Expected consumption

For the different types of aggregation, expected consumption over the duration of a particular time bucket is calculated as follows:

  • Consumer - The total number of messages produced onto any topic / partition being read by the consumer over the duration of time bucket.
  • Consumer Group - The total number of messages produced onto any topic being read by the consumer group over the duration of time bucket.
  • Topic / Partition - The total number of messages produced onto the topic / partition over the durtion of time bucket. Note: this aggregation is always shown on a per consumer basis.
  • Topic - The total number of messages produced onto the topic over the duration of the time bucket multiplied by the number of consumer groups that read messages from the topic corresponding to the duration of the time bucket.
  • All messages - An aggregate of all Consumer Group aggregates. Also an aggregate of all Topic aggregates. (They are the same thing.)

When a new consumer group is created and starts reading messages from one or more topics, the all messages expected consumption aggregate will be affected, as will any relevant topic expected consumption aggregates.

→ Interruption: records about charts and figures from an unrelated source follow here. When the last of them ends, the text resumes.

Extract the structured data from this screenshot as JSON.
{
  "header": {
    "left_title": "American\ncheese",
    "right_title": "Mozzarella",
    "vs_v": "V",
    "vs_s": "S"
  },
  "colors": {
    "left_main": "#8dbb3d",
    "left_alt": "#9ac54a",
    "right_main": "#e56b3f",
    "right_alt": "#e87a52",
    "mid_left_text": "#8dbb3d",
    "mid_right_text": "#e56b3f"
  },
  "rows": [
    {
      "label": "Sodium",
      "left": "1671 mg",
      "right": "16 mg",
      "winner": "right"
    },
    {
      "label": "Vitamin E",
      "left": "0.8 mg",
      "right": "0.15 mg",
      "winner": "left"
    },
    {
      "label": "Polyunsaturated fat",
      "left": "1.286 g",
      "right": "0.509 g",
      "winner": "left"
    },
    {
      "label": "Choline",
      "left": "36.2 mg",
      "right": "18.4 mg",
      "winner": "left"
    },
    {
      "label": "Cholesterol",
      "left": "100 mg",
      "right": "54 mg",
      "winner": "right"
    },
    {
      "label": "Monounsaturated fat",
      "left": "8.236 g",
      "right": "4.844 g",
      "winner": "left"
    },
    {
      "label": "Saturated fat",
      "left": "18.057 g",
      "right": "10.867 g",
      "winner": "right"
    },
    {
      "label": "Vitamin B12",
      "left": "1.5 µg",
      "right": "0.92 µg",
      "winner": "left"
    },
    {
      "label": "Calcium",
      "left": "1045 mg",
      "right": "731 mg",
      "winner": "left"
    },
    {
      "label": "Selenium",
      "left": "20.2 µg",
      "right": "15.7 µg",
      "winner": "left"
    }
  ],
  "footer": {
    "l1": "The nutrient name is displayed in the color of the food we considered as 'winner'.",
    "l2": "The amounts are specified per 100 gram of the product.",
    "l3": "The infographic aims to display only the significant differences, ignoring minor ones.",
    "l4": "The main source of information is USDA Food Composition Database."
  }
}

In the example below, two consumer groups were reading from a particular topic. At about 12:46pm, a new consumer group was started and began reading from the same topic (auto.offset.reset property was set to ‘latest’). Before the new consumer group was started, expected consumption from the topic is 2x the number of messages produced onto the topic. After the new consumer group started, expected consumption is 3x the number of messages produced onto the topic:

../../_images/c3consumergroupstart.png

Change in expected consumption when new consumer started.

In general, the first message read by a consumer will not have a timestamp that aligns with a time bucket window. This causes Control Center to show under-consumption in the first time bucket after the new consumer group starts up because expected consumption is calculated as the total number of messages produced in the time window multiplied by the number of consumer groups that read any message that was produced in the time window.

Note

Control Center cannot differentiate between the scenario described above and an error scenario where there was unexpected under-consumption. For this reason, the under consumption associated with consumer group startup is highlighted in orange, even though it is a normal operational scenario.